Wirkfaktoren individualpädagogischer Maßnahmen

Wirksamkeit, Strukturbedingungen und biografische Effekte gelingender Individualpädagogik - eine rekonstruktive Evaluationsstudie

  • Beginn: 2008
  • Projektzeitraum: 2008 - 2009

  • Auftraggeber: Bundesarbeitsgemeinschaft Individualpädagogik e.V. (AIM)

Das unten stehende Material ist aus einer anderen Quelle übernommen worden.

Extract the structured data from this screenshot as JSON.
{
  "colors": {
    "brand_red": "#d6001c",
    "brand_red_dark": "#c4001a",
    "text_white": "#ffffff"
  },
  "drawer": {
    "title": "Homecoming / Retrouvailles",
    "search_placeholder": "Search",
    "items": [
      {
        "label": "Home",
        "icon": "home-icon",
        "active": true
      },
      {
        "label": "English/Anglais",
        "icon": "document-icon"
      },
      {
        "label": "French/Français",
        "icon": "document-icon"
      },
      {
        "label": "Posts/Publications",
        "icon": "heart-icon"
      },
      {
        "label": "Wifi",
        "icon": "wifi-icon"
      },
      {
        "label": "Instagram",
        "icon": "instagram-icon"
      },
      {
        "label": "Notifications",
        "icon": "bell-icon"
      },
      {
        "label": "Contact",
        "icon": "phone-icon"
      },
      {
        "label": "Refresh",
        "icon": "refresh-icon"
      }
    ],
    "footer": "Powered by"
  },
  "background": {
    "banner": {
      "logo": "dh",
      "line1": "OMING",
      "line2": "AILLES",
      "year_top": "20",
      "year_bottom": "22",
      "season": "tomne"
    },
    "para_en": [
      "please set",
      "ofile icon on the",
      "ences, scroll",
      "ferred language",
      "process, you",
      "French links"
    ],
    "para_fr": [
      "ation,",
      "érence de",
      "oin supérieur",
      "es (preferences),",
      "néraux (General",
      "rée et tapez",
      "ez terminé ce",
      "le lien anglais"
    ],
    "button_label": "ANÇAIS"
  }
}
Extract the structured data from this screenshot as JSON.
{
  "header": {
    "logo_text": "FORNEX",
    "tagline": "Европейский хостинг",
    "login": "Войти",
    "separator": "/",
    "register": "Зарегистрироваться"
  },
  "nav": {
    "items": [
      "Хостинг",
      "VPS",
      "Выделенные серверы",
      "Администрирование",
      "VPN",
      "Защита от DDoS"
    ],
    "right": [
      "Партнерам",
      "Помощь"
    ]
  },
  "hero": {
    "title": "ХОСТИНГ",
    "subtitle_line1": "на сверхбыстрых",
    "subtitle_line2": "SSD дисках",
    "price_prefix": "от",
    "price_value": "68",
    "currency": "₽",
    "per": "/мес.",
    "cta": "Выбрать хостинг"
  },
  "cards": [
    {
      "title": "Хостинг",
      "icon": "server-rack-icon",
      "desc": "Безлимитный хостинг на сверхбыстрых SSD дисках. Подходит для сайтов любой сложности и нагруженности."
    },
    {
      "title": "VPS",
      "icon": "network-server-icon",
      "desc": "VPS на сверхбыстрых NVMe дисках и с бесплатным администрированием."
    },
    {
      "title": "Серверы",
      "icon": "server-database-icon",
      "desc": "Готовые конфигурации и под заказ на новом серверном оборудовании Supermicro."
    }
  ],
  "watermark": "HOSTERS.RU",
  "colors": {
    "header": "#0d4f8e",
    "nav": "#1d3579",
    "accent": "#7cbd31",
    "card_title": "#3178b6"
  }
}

  • Ansprechpartner: Prof. Willy Klawe


Projektbeschreibung

Das Institut für Soziale Praxis führt aktuell eine Studie zur Individualpädagogik durch, die direkt auf einer vorhergehenden Untersuchung aufbaut. 2007 wurde die vorwiegend quantitative Evaluationsstudie „Jugendliche in individualpädagogischen Maßnahmen“ abgeschlossen, die die Bundesarbeitsgemeinschaft Individualpädagogik (AIM) in Auftrag gegeben hatte. Sie lieferte aufschlussreiche Daten über das Profil der Adressat/innen, strukturelle Merkmale dieser Maßnahmen sowie einige Aussagen über den Verbleib und die gegenwärtige Lebenssituation ehemals betreuter Jugendlicher (vgl. www.aim-im-netz.de ). Offen bleiben mussten im Rahmen des quantitativen Forschungsdesigns die Fragen, wie die (Lern-)Prozesse in den einzelnen Maßnahmen konkret verlaufen sind und welche Faktoren von den betreuten Jugendlichen für ihre gegenwärtige Lebenssituation als hilfreich empfunden wurden. Die jetzt von AIM in Auftrag gegebene qualitative Anschlussstudie wird diesen Fragen im Rahmen einer rekonstruktiven Evaluation nachgehen und ehemals betreute Jugendliche in narrativen Interviews auch danach befragen, wie sie im Rückblick die biografischen Effekte dieser Maßnahmen einschätzen. Neben der Perspektive der Adressat/innen werden in Leitfaden gestützten Interviews die Prozesse und Karriereverläufe aus der Sicht der übrigen Beteiligten (Betreuer/in, Jugendamt, Eltern und ggf. anderer relevanter Personen oder Institutionen) rekonstruiert. Diese vermutlich teilweise unterschiedlichen Sichtweisen und Einschätzungen werden systematisch aufeinander bezogen, um daraus ein multiperspektivisches Bild der Wirkfaktoren, hilfreicher Strukturbedingungen und biografischer Effekte Individualpädagogischer Maßnahmen zu gewinnen. Die Ergebnisse dieser multiperspektivischen Rekonstruktion können einerseits Hinweise und Anregungen für die künftige Gestaltung solcher Maßnahmen geben und sind andererseits geeignet, das spezifische Profil dieses Segments der Jugendhilfe im Hinblick auf mögliche Wirkungen konkret zu beschreiben.